Même les champions de l’innovation, surtout dans le contexte d’une technologie cumulative, ne font que s’appuyer sur les découvertes des pionniers de l’arène scientifique (Mukoyama, 2003). L’imitation n’est pas seulement une stratégie couramment utilisée pour créer de la compétitivité, mais elle est également à la base de nombreuses réussites d’entreprises (Wierzbicki & Nowodziński, 2019). Par exemple, la haute performance de la Toyota dans l’industrie automobile résulte d’imitation de plusieurs pratiques de la Ford mais aussi combinée avec des approches manufacturières plus efficientes (Haak, 2006). 

Avant la Microsoft, il existait IBM, HP et bien d’autres fournisseurs de produits de l’informatique sur lesquelles les nouveaux maîtres de l’intelligence artificielle se sont appuyés en vue de mieux cerner les interconnexions des ondes électromagnétiques et scalaires.
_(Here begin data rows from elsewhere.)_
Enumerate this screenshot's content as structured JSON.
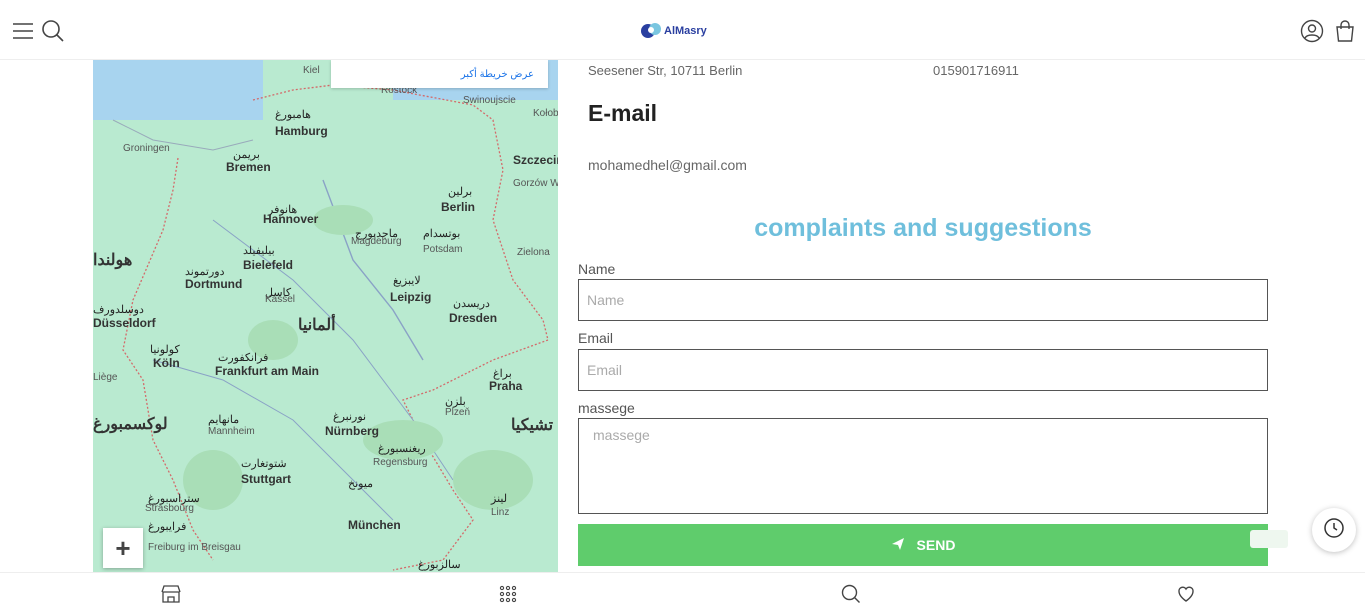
{
  "header": {
    "menu_icon": "hamburger-icon",
    "search_icon": "search-icon",
    "logo_text": "AlMasry",
    "account_icon": "user-icon",
    "cart_icon": "shopping-bag-icon"
  },
  "map": {
    "larger_map_link": "عرض خريطة أكبر",
    "zoom_in": "+",
    "labels": [
      {
        "text": "Kiel",
        "cls": "sm"
      },
      {
        "text": "هامبورغ",
        "cls": "ar"
      },
      {
        "text": "Hamburg",
        "cls": "big"
      },
      {
        "text": "Rostock",
        "cls": "sm"
      },
      {
        "text": "Swinoujscie",
        "cls": "sm"
      },
      {
        "text": "Szczecin",
        "cls": "big"
      },
      {
        "text": "Groningen",
        "cls": "sm"
      },
      {
        "text": "بريمن",
        "cls": "ar"
      },
      {
        "text": "Bremen",
        "cls": "big"
      },
      {
        "text": "برلين",
        "cls": "ar"
      },
      {
        "text": "Berlin",
        "cls": "big"
      },
      {
        "text": "هانوفر",
        "cls": "ar"
      },
      {
        "text": "Hannover",
        "cls": "big"
      },
      {
        "text": "ماجدبورج",
        "cls": "ar"
      },
      {
        "text": "Magdeburg",
        "cls": "sm"
      },
      {
        "text": "بوتسدام",
        "cls": "ar"
      },
      {
        "text": "Potsdam",
        "cls": "sm"
      },
      {
        "text": "هولندا",
        "cls": "country"
      },
      {
        "text": "بيليفيلد",
        "cls": "ar"
      },
      {
        "text": "Bielefeld",
        "cls": "big"
      },
      {
        "text": "دورتموند",
        "cls": "ar"
      },
      {
        "text": "Dortmund",
        "cls": "big"
      },
      {
        "text": "كاسل",
        "cls": "ar"
      },
      {
        "text": "Kassel",
        "cls": "sm"
      },
      {
        "text": "لايبزيغ",
        "cls": "ar"
      },
      {
        "text": "Leipzig",
        "cls": "big"
      },
      {
        "text": "دريسدن",
        "cls": "ar"
      },
      {
        "text": "Dresden",
        "cls": "big"
      },
      {
        "text": "ألمانيا",
        "cls": "country"
      },
      {
        "text": "دوسلدورف",
        "cls": "ar"
      },
      {
        "text": "Düsseldorf",
        "cls": "big"
      },
      {
        "text": "كولونيا",
        "cls": "ar"
      },
      {
        "text": "Köln",
        "cls": "big"
      },
      {
        "text": "فرانكفورت",
        "cls": "ar"
      },
      {
        "text": "Frankfurt am Main",
        "cls": "big"
      },
      {
        "text": "براغ",
        "cls": "ar"
      },
      {
        "text": "Praha",
        "cls": "big"
      },
      {
        "text": "لوكسمبورغ",
        "cls": "country"
      },
      {
        "text": "مانهايم",
        "cls": "ar"
      },
      {
        "text": "Mannheim",
        "cls": "sm"
      },
      {
        "text": "نورنبرغ",
        "cls": "ar"
      },
      {
        "text": "Nürnberg",
        "cls": "big"
      },
      {
        "text": "بلزن",
        "cls": "ar"
      },
      {
        "text": "Plzeň",
        "cls": "sm"
      },
      {
        "text": "تشيكيا",
        "cls": "country"
      },
      {
        "text": "ريغنسبورغ",
        "cls": "ar"
      },
      {
        "text": "Regensburg",
        "cls": "sm"
      },
      {
        "text": "شتوتغارت",
        "cls": "ar"
      },
      {
        "text": "Stuttgart",
        "cls": "big"
      },
      {
        "text": "ستراسبورغ",
        "cls": "ar"
      },
      {
        "text": "Strasbourg",
        "cls": "sm"
      },
      {
        "text": "ميونخ",
        "cls": "ar"
      },
      {
        "text": "München",
        "cls": "big"
      },
      {
        "text": "لينز",
        "cls": "ar"
      },
      {
        "text": "Linz",
        "cls": "sm"
      },
      {
        "text": "فرايبورغ",
        "cls": "ar"
      },
      {
        "text": "Freiburg im Breisgau",
        "cls": "sm"
      },
      {
        "text": "سالزبورغ",
        "cls": "ar"
      },
      {
        "text": "Liège",
        "cls": "sm"
      },
      {
        "text": "Zielona",
        "cls": "sm"
      },
      {
        "text": "Gorzów Wielkopolski",
        "cls": "sm"
      },
      {
        "text": "Kołobrzeg",
        "cls": "sm"
      }
    ]
  },
  "contact": {
    "address": "Seesener Str, 10711 Berlin",
    "phone": "015901716911",
    "email_heading": "E-mail",
    "email_value": "mohamedhel@gmail.com"
  },
  "form": {
    "title": "complaints and suggestions",
    "name_label": "Name",
    "name_placeholder": "Name",
    "email_label": "Email",
    "email_placeholder": "Email",
    "message_label": "massege",
    "message_placeholder": "massege",
    "send_label": "SEND",
    "send_icon": "paper-plane-icon"
  },
  "floating": {
    "history_icon": "history-icon"
  },
  "bottom_nav": {
    "shop_icon": "store-icon",
    "categories_icon": "grid-icon",
    "search_icon": "search-icon",
    "wishlist_icon": "heart-icon"
  },
  "colors": {
    "accent_title": "#6fbfdc",
    "send_button": "#5fcc6c",
    "logo_blue": "#2a3fa0",
    "map_land": "#b9ead0",
    "map_sea": "#a8d4ef"
  }
}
Ces processus d’imitation débouchant sur de meilleurs produits servent aussi à nous rappeler que la capacité à bien répliquer des modèles pour investiguer des questions de recherche est un processus scientifique valide. Par exemple, les avancées modernes dans la biotechnologie, l’intelligence Artificielle, les énergies renouvelables et l’exploration spatiale sont tributaires des réalisations antérieures. « We stand on shoulders of giants ». 

Leadership et capital humain, les principaux vecteurs

La recherche empirique considère également le rôle des institutions de recherche, en particulier des universités, dans la production des innovations par les entreprises (Cappelli et al., 2014). Soulignons toutefois, qu’un excellent programme académique est nécessaire mais pas suffisant pour faire d’une université un foyer d’entrepreneuriat susceptible d’enclencher le développement économique. Contrairement à la Californie par exemple, c’est à travers un leadership pragmatique et une stratégie ciblée vers le développement de compétences entrepreneuriales que la Stanford a joué un rôle crucial dans le développement de la Silicon Valley (Adams, 2005).

Qu’une société soit entichée à expérimenter l’émergence économique en pratiquant soit des stratégies d’imitation ou d’innovation, elle ne peut capitaliser que sur des ressources humaines compétentes et une bonne gouvernance. Celles-ci représentent les éléments moteurs pour alimenter qualitativement les institutions qui doivent affronter les défis imposés par l’ère technologique, marquée par la destruction créatrice préconisée par le célèbre économiste Joseph Schumpeter. 

Les ressources humaines hautement qualifiées jouent un rôle décisif dans la création et la diffusion du savoir. Elles représentent le lien vital entre le progrès technologique et la croissance économique, ainsi qu’entre le développement de la société et la préservation de l’environnement (OCDE, 2002). Pour faire face aux changements rapides et aux nouveaux défis posés par la science et la technologie, les nations devront s’appuyer sur un capital humain qualifié. Les sociétés industrielles comprennent bien cette précondition vers la prospérité partagée. Ainsi, dans une exploitation subtile, à défaut de préparer des ressources humaines dans les secteurs porteurs, elles les ravissent des pays du Sud via des politiques dites de migration sélective.  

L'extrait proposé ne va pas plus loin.